Bernanos n’est pas dupe de « l’opulente providence totalitaire », des mesures sociales ni des œuvres de bienfaisance. Dans un monde qui fait de l’avoir sa valeur absolue, que ce soit sous la forme d’une redistribution des richesses ou celle de la course au profit, l’être perd sa primauté. Ceux qui ont peu valent peu. Bernanos est moins sensible à l’indigence des pauvres qu’à leur vulnérabilité. Car rien, si ce n’est dans un ordre où la personne humaine a une valeur absolue, ne garantit leur dignité : « Sans l’esprit, les faibles ne sont que déchets, utilisables seulement pour la part de force dégradée qui reste en eux, si dégradée qu’elle ne saurait paraître que s’ils s’assemblent en grand nombre. Le trésor du misérable est spirituel, et la raison, sans doute, de la béatification par le Christ de la condition du Pauvre, c’est que tout ce que perd l’Esprit est aussi perdu par le Pauvre. Le Pauvre suit le destin de l’Esprit »4.

Dans le monde moderne matérialiste, le plus grand risque, le risque vital pour le pauvre, n’est pas de mourir de faim, mais d’être dévoré : « L’Esprit ne se mange pas, soit. Il vous empêche seulement d’être mangé. On ne vous mange pas, par pudeur. Grâce à l’esprit, grâce à ce rien, votre viande est encore intouchable comme celle du cochon, sauf votre respect, le reste pour les Juifs ou les Musulmans »5.

En « s’attaquant » à la pauvreté, le monde moderne part en guerre contre son véritable adversaire. Il cherche à éradiquer les témoins d’un autre ordre, où la valeur des hommes ne dépend pas de leur condition sociale. Dans la vision bernanosienne, la lutte contre la pauvreté menée par les régimes communistes au nom de l’égalité, ou par les démocraties au nom de la justice, recouvre une véritable entreprise d’extermination.
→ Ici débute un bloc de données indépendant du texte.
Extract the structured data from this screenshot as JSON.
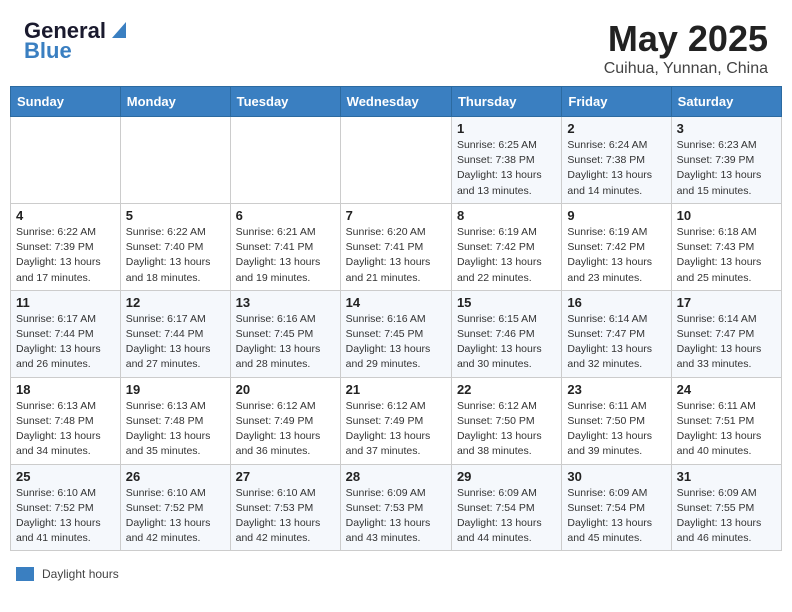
{
  "header": {
    "logo_line1": "General",
    "logo_line2": "Blue",
    "main_title": "May 2025",
    "subtitle": "Cuihua, Yunnan, China"
  },
  "weekdays": [
    "Sunday",
    "Monday",
    "Tuesday",
    "Wednesday",
    "Thursday",
    "Friday",
    "Saturday"
  ],
  "weeks": [
    [
      {
        "day": "",
        "info": ""
      },
      {
        "day": "",
        "info": ""
      },
      {
        "day": "",
        "info": ""
      },
      {
        "day": "",
        "info": ""
      },
      {
        "day": "1",
        "info": "Sunrise: 6:25 AM\nSunset: 7:38 PM\nDaylight: 13 hours\nand 13 minutes."
      },
      {
        "day": "2",
        "info": "Sunrise: 6:24 AM\nSunset: 7:38 PM\nDaylight: 13 hours\nand 14 minutes."
      },
      {
        "day": "3",
        "info": "Sunrise: 6:23 AM\nSunset: 7:39 PM\nDaylight: 13 hours\nand 15 minutes."
      }
    ],
    [
      {
        "day": "4",
        "info": "Sunrise: 6:22 AM\nSunset: 7:39 PM\nDaylight: 13 hours\nand 17 minutes."
      },
      {
        "day": "5",
        "info": "Sunrise: 6:22 AM\nSunset: 7:40 PM\nDaylight: 13 hours\nand 18 minutes."
      },
      {
        "day": "6",
        "info": "Sunrise: 6:21 AM\nSunset: 7:41 PM\nDaylight: 13 hours\nand 19 minutes."
      },
      {
        "day": "7",
        "info": "Sunrise: 6:20 AM\nSunset: 7:41 PM\nDaylight: 13 hours\nand 21 minutes."
      },
      {
        "day": "8",
        "info": "Sunrise: 6:19 AM\nSunset: 7:42 PM\nDaylight: 13 hours\nand 22 minutes."
      },
      {
        "day": "9",
        "info": "Sunrise: 6:19 AM\nSunset: 7:42 PM\nDaylight: 13 hours\nand 23 minutes."
      },
      {
        "day": "10",
        "info": "Sunrise: 6:18 AM\nSunset: 7:43 PM\nDaylight: 13 hours\nand 25 minutes."
      }
    ],
    [
      {
        "day": "11",
        "info": "Sunrise: 6:17 AM\nSunset: 7:44 PM\nDaylight: 13 hours\nand 26 minutes."
      },
      {
        "day": "12",
        "info": "Sunrise: 6:17 AM\nSunset: 7:44 PM\nDaylight: 13 hours\nand 27 minutes."
      },
      {
        "day": "13",
        "info": "Sunrise: 6:16 AM\nSunset: 7:45 PM\nDaylight: 13 hours\nand 28 minutes."
      },
      {
        "day": "14",
        "info": "Sunrise: 6:16 AM\nSunset: 7:45 PM\nDaylight: 13 hours\nand 29 minutes."
      },
      {
        "day": "15",
        "info": "Sunrise: 6:15 AM\nSunset: 7:46 PM\nDaylight: 13 hours\nand 30 minutes."
      },
      {
        "day": "16",
        "info": "Sunrise: 6:14 AM\nSunset: 7:47 PM\nDaylight: 13 hours\nand 32 minutes."
      },
      {
        "day": "17",
        "info": "Sunrise: 6:14 AM\nSunset: 7:47 PM\nDaylight: 13 hours\nand 33 minutes."
      }
    ],
    [
      {
        "day": "18",
        "info": "Sunrise: 6:13 AM\nSunset: 7:48 PM\nDaylight: 13 hours\nand 34 minutes."
      },
      {
        "day": "19",
        "info": "Sunrise: 6:13 AM\nSunset: 7:48 PM\nDaylight: 13 hours\nand 35 minutes."
      },
      {
        "day": "20",
        "info": "Sunrise: 6:12 AM\nSunset: 7:49 PM\nDaylight: 13 hours\nand 36 minutes."
      },
      {
        "day": "21",
        "info": "Sunrise: 6:12 AM\nSunset: 7:49 PM\nDaylight: 13 hours\nand 37 minutes."
      },
      {
        "day": "22",
        "info": "Sunrise: 6:12 AM\nSunset: 7:50 PM\nDaylight: 13 hours\nand 38 minutes."
      },
      {
        "day": "23",
        "info": "Sunrise: 6:11 AM\nSunset: 7:50 PM\nDaylight: 13 hours\nand 39 minutes."
      },
      {
        "day": "24",
        "info": "Sunrise: 6:11 AM\nSunset: 7:51 PM\nDaylight: 13 hours\nand 40 minutes."
      }
    ],
    [
      {
        "day": "25",
        "info": "Sunrise: 6:10 AM\nSunset: 7:52 PM\nDaylight: 13 hours\nand 41 minutes."
      },
      {
        "day": "26",
        "info": "Sunrise: 6:10 AM\nSunset: 7:52 PM\nDaylight: 13 hours\nand 42 minutes."
      },
      {
        "day": "27",
        "info": "Sunrise: 6:10 AM\nSunset: 7:53 PM\nDaylight: 13 hours\nand 42 minutes."
      },
      {
        "day": "28",
        "info": "Sunrise: 6:09 AM\nSunset: 7:53 PM\nDaylight: 13 hours\nand 43 minutes."
      },
      {
        "day": "29",
        "info": "Sunrise: 6:09 AM\nSunset: 7:54 PM\nDaylight: 13 hours\nand 44 minutes."
      },
      {
        "day": "30",
        "info": "Sunrise: 6:09 AM\nSunset: 7:54 PM\nDaylight: 13 hours\nand 45 minutes."
      },
      {
        "day": "31",
        "info": "Sunrise: 6:09 AM\nSunset: 7:55 PM\nDaylight: 13 hours\nand 46 minutes."
      }
    ]
  ],
  "legend": {
    "color": "#3a7fc1",
    "label": "Daylight hours"
  }
}
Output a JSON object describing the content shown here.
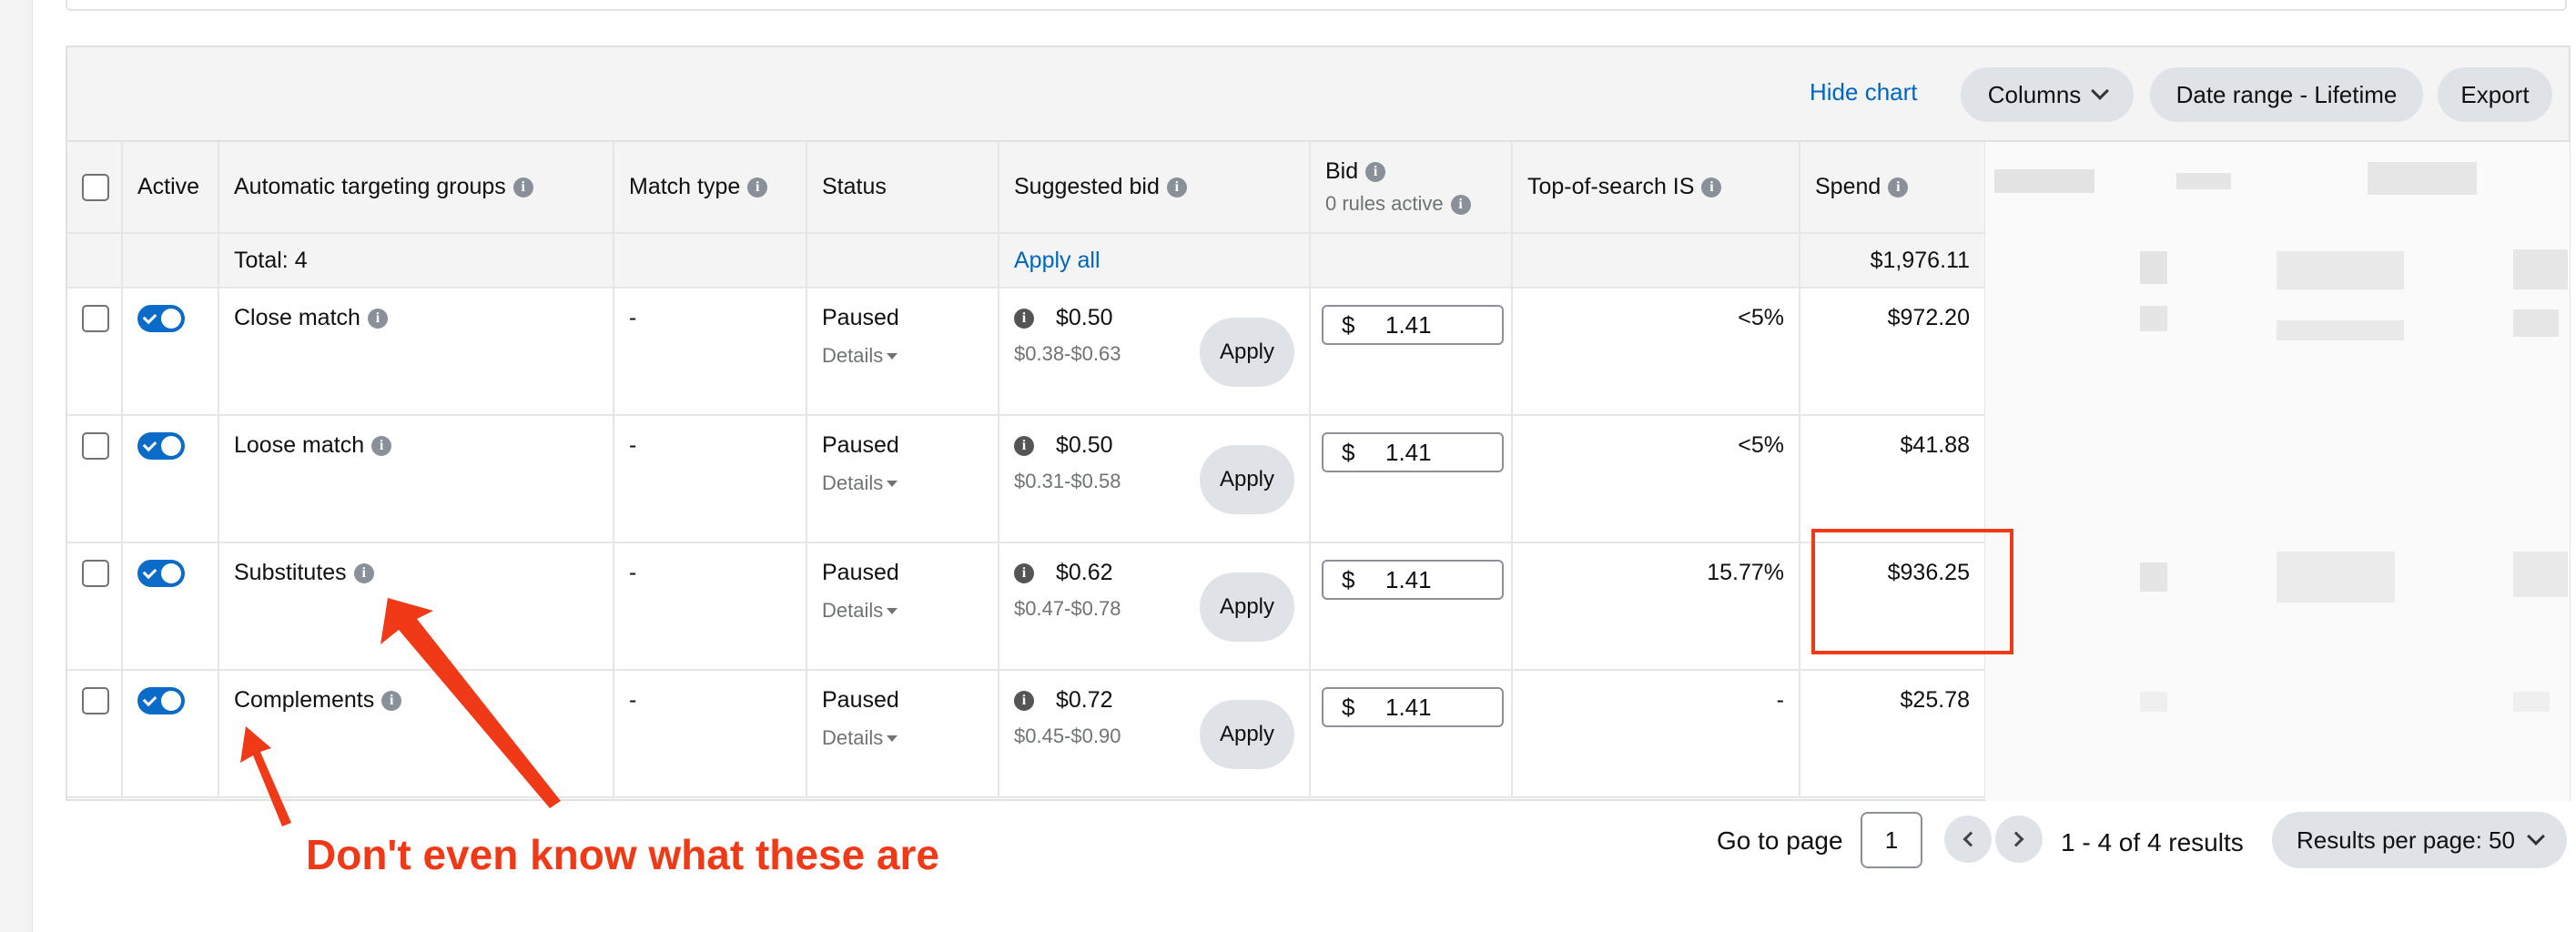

L’État, qu’il s’incarne dans le pouvoir absolu d’un parti, dans les multiples instances représentatives et légiférantes d’un régime libéral, ou dans la Rome des temps antiques, n’a qu’une réponse à apporter à la « question sociale », et elle passe par la suppression de ceux qui sont un défi à sa toute-puissance. Aussi Bernanos présente-t-il les mesures qui visent à soulager les pauvres comme un eugénisme déguisé : « Un peu plus tard, comme je l’ai cent fois prédit, la Rationalisation totalitaire, lasse de les entretenir à grand frais, commencera à les supprimer progressivement, d’une manière ou d’une autre, au nom de l’hygiène, de la sélection, de la Race, par une législation appropriée »6.

À la place de la pauvreté, dont Bernanos voit bien qu’elle est résistance à un monde soumis aux idoles du pouvoir et de l’argent, surgira une engeance nouvelle, celle des misérables. Ceux-là ont toute leur place dans un système qui les exploite et dont ils sont un indispensable rouage : « Celle qui fut, deux mille ans, parmi les hommes, une autre présence réelle, l’enfance divine elle-même, le mystère d’un regard triste et pur, vous l’aurez chassée du monde, poursuivie à travers toutes les routes du monde, comme une bête enragée, idiots que vous êtes. Et à sa place vous avez vu soudain paraître la Misère, c’est-à-dire la pauvreté devenue folle. La Misère s’est mise à hurler à chaque carrefour de vos villes de fer, la Misère avec son linge haillonneux et ses bas de soie, son indéfrisable, ses bijoux de cuivre et ses atroces parfums, la Misère au cœur féroce et frivole, la Misère des dancings et des cinémas, grimaçante parodie de la pauvreté, qui crache sur le pain et le vin »7.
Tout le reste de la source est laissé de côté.